Amron s’est présenté mercredi 11 mars 2026 devant la Chambre d’instruction de la Cour d’appel pour contester la décision de maintenir son permis de conduire sous scellés, malgré une demande officielle de restitution déposée par sa défense. Cette nouvelle audience s’inscrit dans le prolongement d’une procédure judiciaire engagée après les événements ayant conduit à son internement puis à son arrestation en 2025. À l’issue des débats, la juridiction a décidé de renvoyer l’examen du dossier au 20 avril 2026, sans ordonner la restitution du document.
L’origine de cette affaire remonte à la période qui a suivi la sortie de l’artiste de l’hôpital psychiatrique de Zébé, le 21 juin 2025. Son internement, très commenté à l’époque, avait suscité de vives réactions dans l’opinion publique et ouvert la voie à une série de procédures judiciaires. Après sa libération, une instruction a été lancée à la suite d’une interpellation intervenue en septembre 2025, au cours de laquelle plusieurs effets personnels lui ont été retirés par les autorités.
Selon son avocat, Me Célestin Agbodan, ces saisies concernaient notamment le passeport, le téléphone portable et le permis de conduire de son client. La défense estime aujourd’hui que le maintien sous scellés du permis n’est plus justifié, compte tenu de l’avancement de la procédure. Une requête en restitution a donc été introduite, mais elle a été rejetée en première instance par le juge d’instruction, qui a considéré que l’enquête n’avait pas atteint un stade suffisant pour autoriser la remise du document. Cette décision a conduit la défense à faire appel.
Devant la Chambre d’instruction, Me Agbodan a soutenu que le permis de conduire constitue un document essentiel à la vie quotidienne de son client, indispensable à ses déplacements et à l’exercice de ses activités professionnelles. Il a dénoncé une mesure devenue disproportionnée, affirmant que son maintien sous scellés pénalise inutilement l’artiste sans apporter d’élément utile à la manifestation de la vérité.

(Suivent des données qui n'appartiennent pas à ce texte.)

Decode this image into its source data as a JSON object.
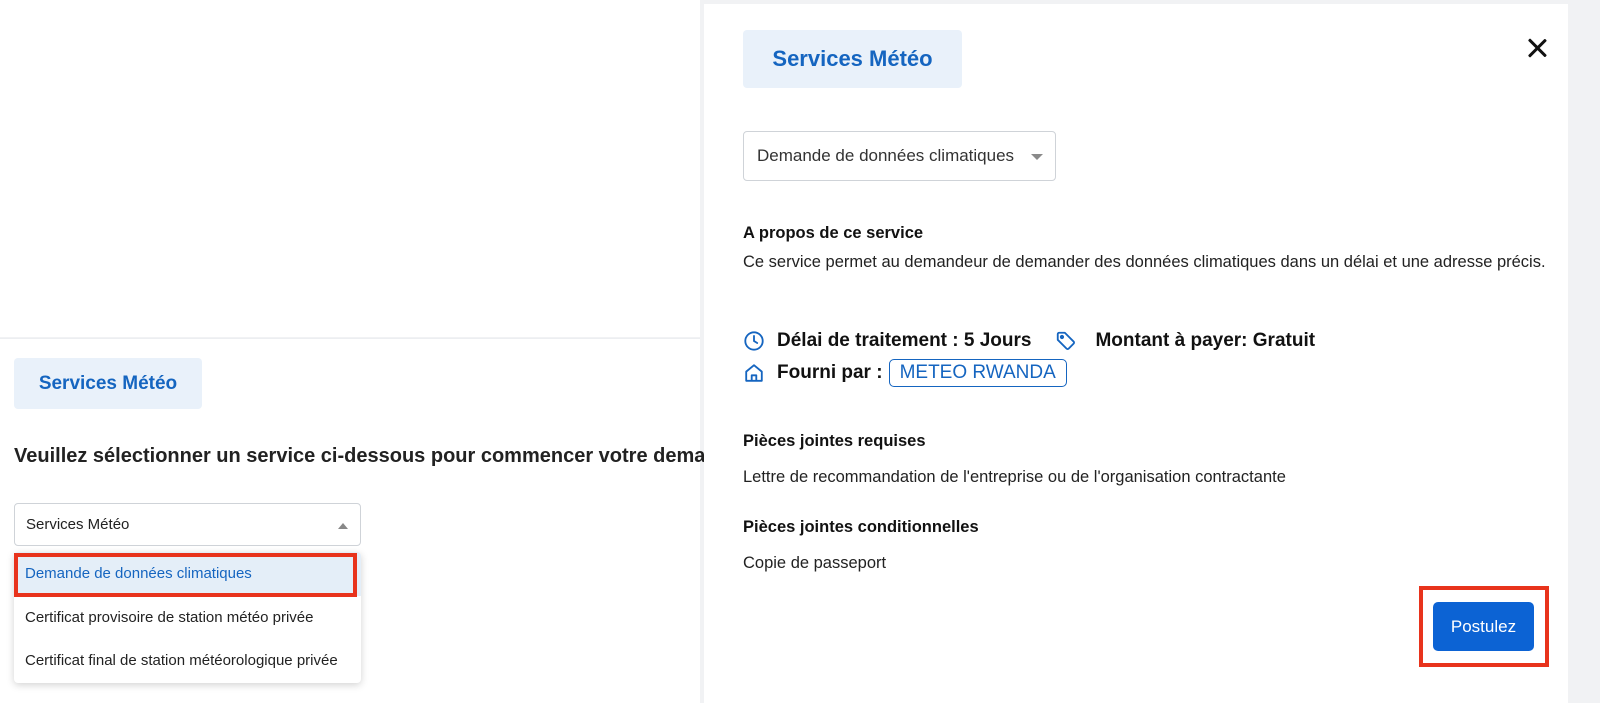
{
  "left": {
    "chip_label": "Services Météo",
    "heading": "Veuillez sélectionner un service ci-dessous pour commencer votre demande",
    "select_value": "Services Météo",
    "dropdown_options": [
      "Demande de données climatiques",
      "Certificat provisoire de station météo privée",
      "Certificat final de station météorologique privée"
    ],
    "selected_option_index": 0
  },
  "right": {
    "chip_label": "Services Météo",
    "service_select_value": "Demande de données climatiques",
    "about_title": "A propos de ce service",
    "about_text": "Ce service permet au demandeur de demander des données climatiques dans un délai et une adresse précis.",
    "processing_time": "Délai de traitement : 5 Jours",
    "price": "Montant à payer: Gratuit",
    "provided_by_label": "Fourni par :",
    "provider": "METEO RWANDA",
    "required_attachments_title": "Pièces jointes requises",
    "required_attachments": "Lettre de recommandation de l'entreprise ou de l'organisation contractante",
    "conditional_attachments_title": "Pièces jointes conditionnelles",
    "conditional_attachments": "Copie de passeport",
    "apply_label": "Postulez"
  },
  "icons": {
    "clock": "clock-icon",
    "tag": "tag-icon",
    "home": "home-icon",
    "close": "close-icon"
  },
  "colors": {
    "accent": "#1565c0",
    "chip_bg": "#e9f1fa",
    "button": "#0c63d4",
    "highlight": "#e8331c"
  }
}
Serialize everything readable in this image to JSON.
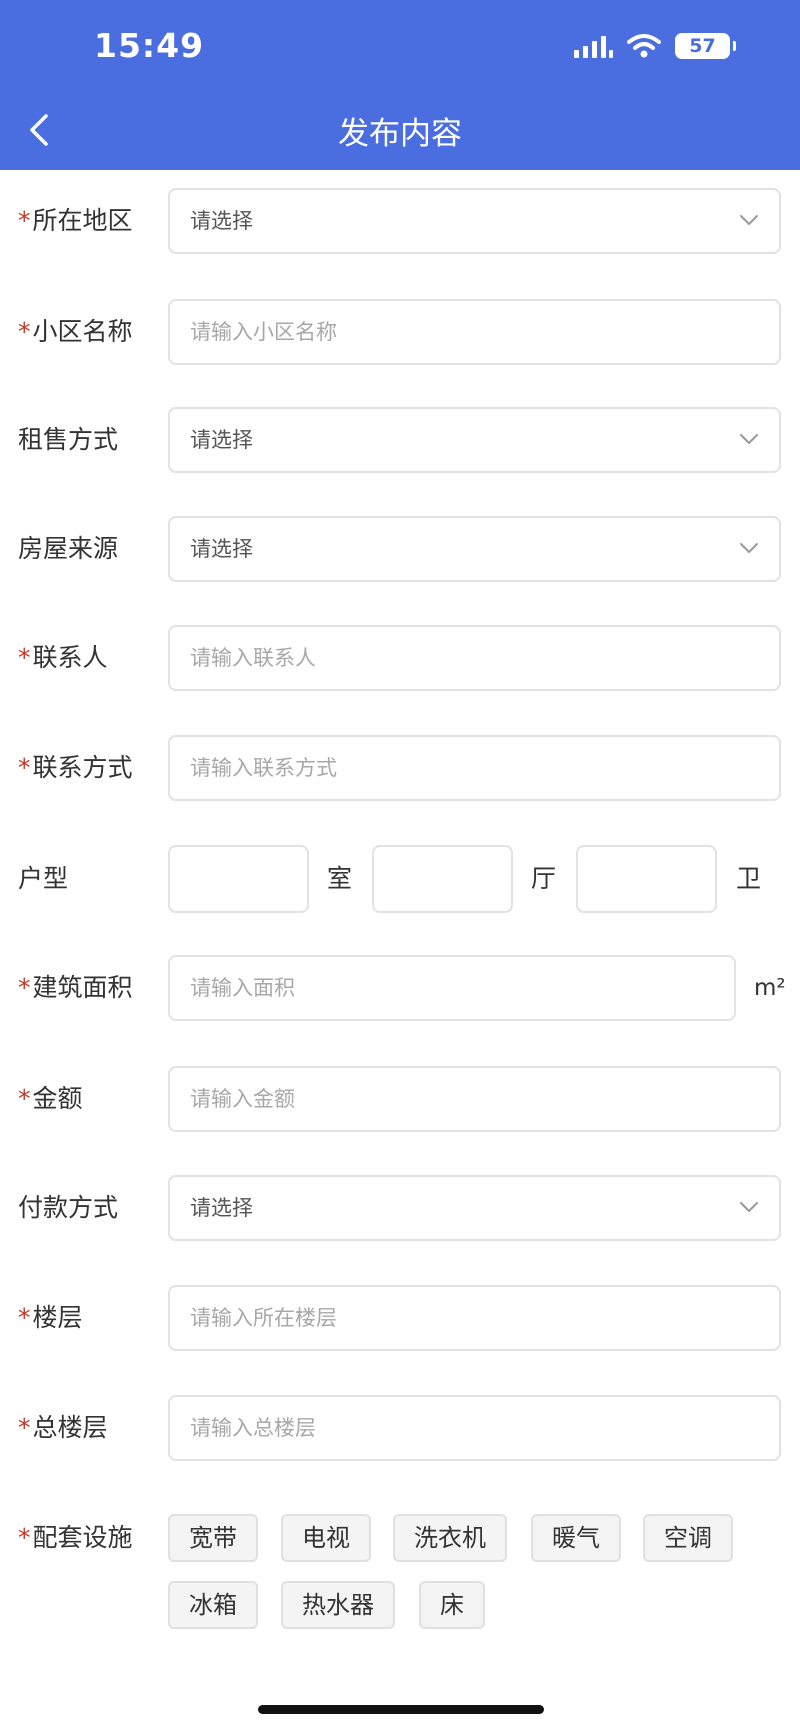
{
  "status_bar": {
    "time": "15:49",
    "battery": "57"
  },
  "header": {
    "title": "发布内容"
  },
  "form": {
    "region": {
      "required_mark": "*",
      "label": "所在地区",
      "placeholder": "请选择"
    },
    "community": {
      "required_mark": "*",
      "label": "小区名称",
      "placeholder": "请输入小区名称"
    },
    "rent_sale_method": {
      "label": "租售方式",
      "placeholder": "请选择"
    },
    "house_source": {
      "label": "房屋来源",
      "placeholder": "请选择"
    },
    "contact_person": {
      "required_mark": "*",
      "label": "联系人",
      "placeholder": "请输入联系人"
    },
    "contact_method": {
      "required_mark": "*",
      "label": "联系方式",
      "placeholder": "请输入联系方式"
    },
    "layout": {
      "label": "户型",
      "unit_room": "室",
      "unit_hall": "厅",
      "unit_bath": "卫"
    },
    "area": {
      "required_mark": "*",
      "label": "建筑面积",
      "placeholder": "请输入面积",
      "unit": "m²"
    },
    "amount": {
      "required_mark": "*",
      "label": "金额",
      "placeholder": "请输入金额"
    },
    "payment_method": {
      "label": "付款方式",
      "placeholder": "请选择"
    },
    "floor": {
      "required_mark": "*",
      "label": "楼层",
      "placeholder": "请输入所在楼层"
    },
    "total_floors": {
      "required_mark": "*",
      "label": "总楼层",
      "placeholder": "请输入总楼层"
    },
    "facilities": {
      "required_mark": "*",
      "label": "配套设施",
      "options": [
        "宽带",
        "电视",
        "洗衣机",
        "暖气",
        "空调",
        "冰箱",
        "热水器",
        "床"
      ]
    }
  },
  "colors": {
    "header_bg": "#4a6ee0",
    "required_mark": "#c0392b",
    "border": "#e2e2e2",
    "placeholder": "#a8a8a8"
  },
  "icons": {
    "back": "chevron-left-icon",
    "dropdown": "chevron-down-icon",
    "signal": "cellular-signal-icon",
    "wifi": "wifi-icon",
    "battery": "battery-icon"
  }
}
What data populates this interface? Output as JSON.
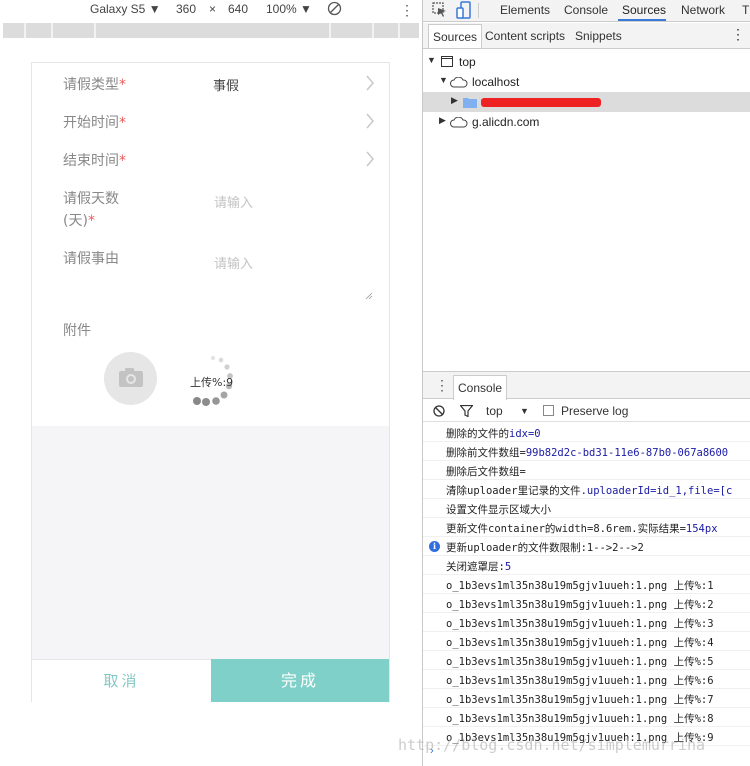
{
  "device_toolbar": {
    "device": "Galaxy S5 ▼",
    "width": "360",
    "times": "×",
    "height": "640",
    "zoom": "100% ▼"
  },
  "form": {
    "leave_type": {
      "label": "请假类型",
      "required_mark": "*",
      "value": "事假"
    },
    "start_time": {
      "label": "开始时间",
      "required_mark": "*"
    },
    "end_time": {
      "label": "结束时间",
      "required_mark": "*"
    },
    "days": {
      "label_line1": "请假天数",
      "label_line2": "(天)",
      "required_mark": "*",
      "placeholder": "请输入"
    },
    "reason": {
      "label": "请假事由",
      "placeholder": "请输入"
    },
    "attachment": {
      "label": "附件"
    },
    "upload_progress": "上传%:9"
  },
  "buttons": {
    "cancel": "取消",
    "done": "完成"
  },
  "devtools": {
    "tabs": [
      "Elements",
      "Console",
      "Sources",
      "Network",
      "T"
    ],
    "active_tab": "Sources",
    "sources_subtabs": [
      "Sources",
      "Content scripts",
      "Snippets"
    ],
    "tree": {
      "top": "top",
      "localhost": "localhost",
      "cdn": "g.alicdn.com"
    },
    "console": {
      "tab": "Console",
      "context": "top",
      "preserve_log": "Preserve log",
      "lines": [
        {
          "text": "删除的文件的",
          "value": "idx=0"
        },
        {
          "text": "删除前文件数组=",
          "value": "99b82d2c-bd31-11e6-87b0-067a8600"
        },
        {
          "text": "删除后文件数组=",
          "value": ""
        },
        {
          "text": "清除uploader里记录的文件",
          "value": ".uploaderId=id_1,file=[c"
        },
        {
          "text": "设置文件显示区域大小",
          "value": ""
        },
        {
          "text": "更新文件container的width=8.6rem.实际结果=",
          "value": "154px"
        },
        {
          "text": "更新uploader的文件数限制:1-->2-->2",
          "value": "",
          "info": true
        },
        {
          "text": "关闭遮罩层:",
          "value": "5"
        },
        {
          "text": "o_1b3evs1ml35n38u19m5gjv1uueh:1.png 上传%:1",
          "value": ""
        },
        {
          "text": "o_1b3evs1ml35n38u19m5gjv1uueh:1.png 上传%:2",
          "value": ""
        },
        {
          "text": "o_1b3evs1ml35n38u19m5gjv1uueh:1.png 上传%:3",
          "value": ""
        },
        {
          "text": "o_1b3evs1ml35n38u19m5gjv1uueh:1.png 上传%:4",
          "value": ""
        },
        {
          "text": "o_1b3evs1ml35n38u19m5gjv1uueh:1.png 上传%:5",
          "value": ""
        },
        {
          "text": "o_1b3evs1ml35n38u19m5gjv1uueh:1.png 上传%:6",
          "value": ""
        },
        {
          "text": "o_1b3evs1ml35n38u19m5gjv1uueh:1.png 上传%:7",
          "value": ""
        },
        {
          "text": "o_1b3evs1ml35n38u19m5gjv1uueh:1.png 上传%:8",
          "value": ""
        },
        {
          "text": "o_1b3evs1ml35n38u19m5gjv1uueh:1.png 上传%:9",
          "value": ""
        }
      ],
      "prompt": "›"
    }
  },
  "watermark": "http://blog.csdn.net/simplemurrina",
  "colors": {
    "accent": "#7fd0c9",
    "required": "#e95a5a",
    "devtools_blue": "#3879d9"
  }
}
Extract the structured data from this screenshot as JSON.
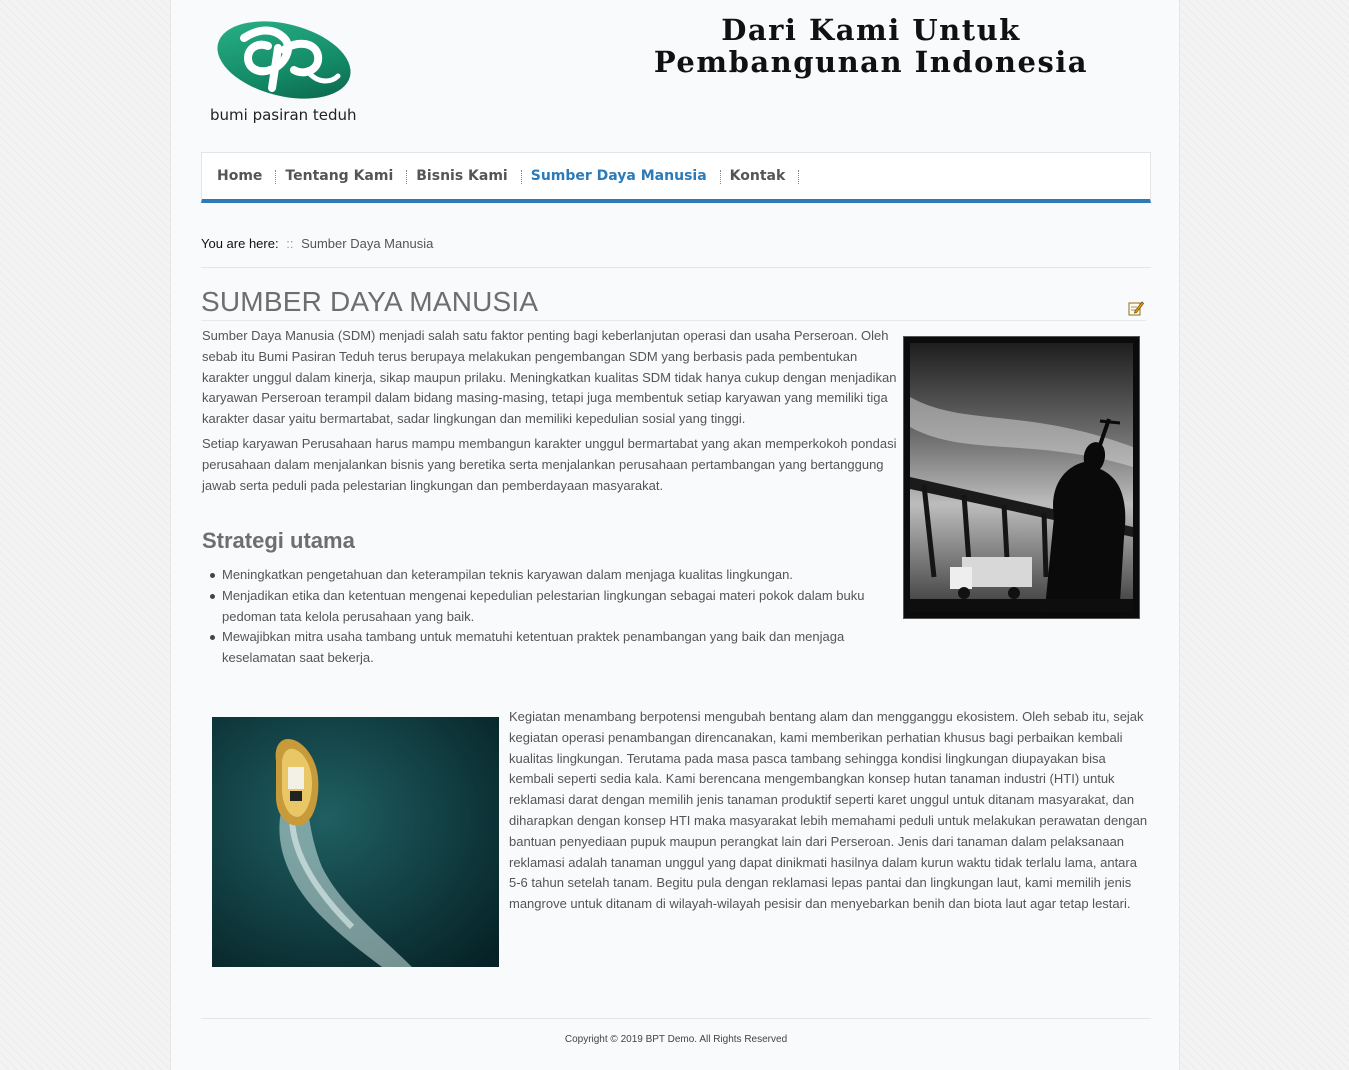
{
  "header": {
    "logo_text": "bumi pasiran teduh",
    "slogan_line1": "Dari Kami Untuk",
    "slogan_line2": "Pembangunan Indonesia"
  },
  "nav": {
    "items": [
      {
        "label": "Home"
      },
      {
        "label": "Tentang Kami"
      },
      {
        "label": "Bisnis Kami"
      },
      {
        "label": "Sumber Daya Manusia"
      },
      {
        "label": "Kontak"
      }
    ],
    "active": "Sumber Daya Manusia"
  },
  "breadcrumb": {
    "lead": "You are here:",
    "separator": "::",
    "current": "Sumber Daya Manusia"
  },
  "article": {
    "title": "SUMBER DAYA MANUSIA",
    "paragraph1": "Sumber Daya Manusia (SDM) menjadi salah satu faktor penting bagi keberlanjutan operasi dan usaha Perseroan. Oleh sebab itu Bumi Pasiran Teduh terus berupaya melakukan pengembangan SDM yang berbasis pada pembentukan karakter unggul dalam kinerja, sikap maupun prilaku. Meningkatkan kualitas SDM tidak hanya cukup dengan menjadikan karyawan Perseroan terampil dalam bidang masing-masing, tetapi juga membentuk setiap karyawan yang memiliki tiga karakter dasar yaitu bermartabat, sadar lingkungan dan memiliki kepedulian sosial yang tinggi.",
    "paragraph2": "Setiap karyawan Perusahaan harus mampu membangun karakter unggul bermartabat yang akan memperkokoh pondasi perusahaan dalam menjalankan bisnis yang beretika serta menjalankan perusahaan pertambangan yang bertanggung jawab serta peduli pada pelestarian lingkungan dan pemberdayaan masyarakat.",
    "strategy_heading": "Strategi utama",
    "strategy_items": [
      "Meningkatkan pengetahuan dan keterampilan teknis karyawan dalam menjaga kualitas lingkungan.",
      "Menjadikan etika dan ketentuan mengenai kepedulian pelestarian lingkungan sebagai materi pokok dalam buku pedoman tata kelola perusahaan yang baik.",
      "Mewajibkan mitra usaha tambang untuk mematuhi ketentuan praktek penambangan yang baik dan menjaga keselamatan saat bekerja."
    ],
    "paragraph3": "Kegiatan menambang berpotensi mengubah bentang alam dan mengganggu ekosistem. Oleh sebab itu, sejak kegiatan operasi penambangan direncanakan, kami memberikan perhatian khusus bagi perbaikan kembali kualitas lingkungan. Terutama pada masa pasca tambang sehingga kondisi lingkungan diupayakan bisa kembali seperti sedia kala. Kami berencana mengembangkan konsep hutan tanaman industri (HTI) untuk reklamasi darat dengan memilih jenis tanaman produktif seperti karet unggul untuk ditanam masyarakat, dan diharapkan dengan konsep HTI maka masyarakat lebih memahami peduli untuk melakukan perawatan dengan bantuan penyediaan pupuk maupun perangkat lain dari Perseroan. Jenis dari tanaman dalam pelaksanaan reklamasi adalah tanaman unggul yang dapat dinikmati hasilnya dalam kurun waktu tidak terlalu lama, antara 5-6 tahun setelah tanam. Begitu pula dengan reklamasi lepas pantai dan lingkungan laut, kami memilih jenis mangrove untuk ditanam di wilayah-wilayah pesisir dan menyebarkan benih dan biota laut agar tetap lestari."
  },
  "footer": {
    "copyright": "Copyright © 2019 BPT Demo. All Rights Reserved"
  },
  "colors": {
    "accent": "#2d7ab8",
    "logo_green": "#1a8a6a",
    "heading_gray": "#6e6e6e"
  },
  "icons": {
    "edit": "edit-icon"
  }
}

De son côté, le ministère public a défendu la position inverse. L’accusation a estimé que les interrogations persistantes autour de la stabilité psychologique du rappeur justifient la prudence des autorités. Selon le parquet, la défense n’a pas apporté la preuve que l’artiste suit effectivement un traitement ou un encadrement médical régulier, alors même qu’il avait été autorisé à choisir librement son médecin après sa sortie de l’établissement psychiatrique.
Au fil des plaidoiries, le débat a dépassé la simple question administrative liée au permis de conduire pour toucher à des enjeux plus larges, mêlant sécurité, santé mentale et respect des libertés individuelles. Pour la défense, la confiscation prolongée du permis ressemble à une sanction déguisée sans rapport direct avec l’objet de l’instruction. Pour l’accusation, il serait prématuré de restituer certains effets personnels tant que l’enquête n’est pas suffisamment avancée.
Face à ces positions opposées, la Chambre d’instruction n’a pas rendu de décision immédiate. Les magistrats ont choisi de renvoyer l’affaire au 20 avril 2026 afin de poursuivre l’examen du dossier. En attendant cette nouvelle audience, le permis de conduire reste sous scellés, laissant Amron dans l’obligation de poursuivre sa bataille judiciaire pour en obtenir la restitution.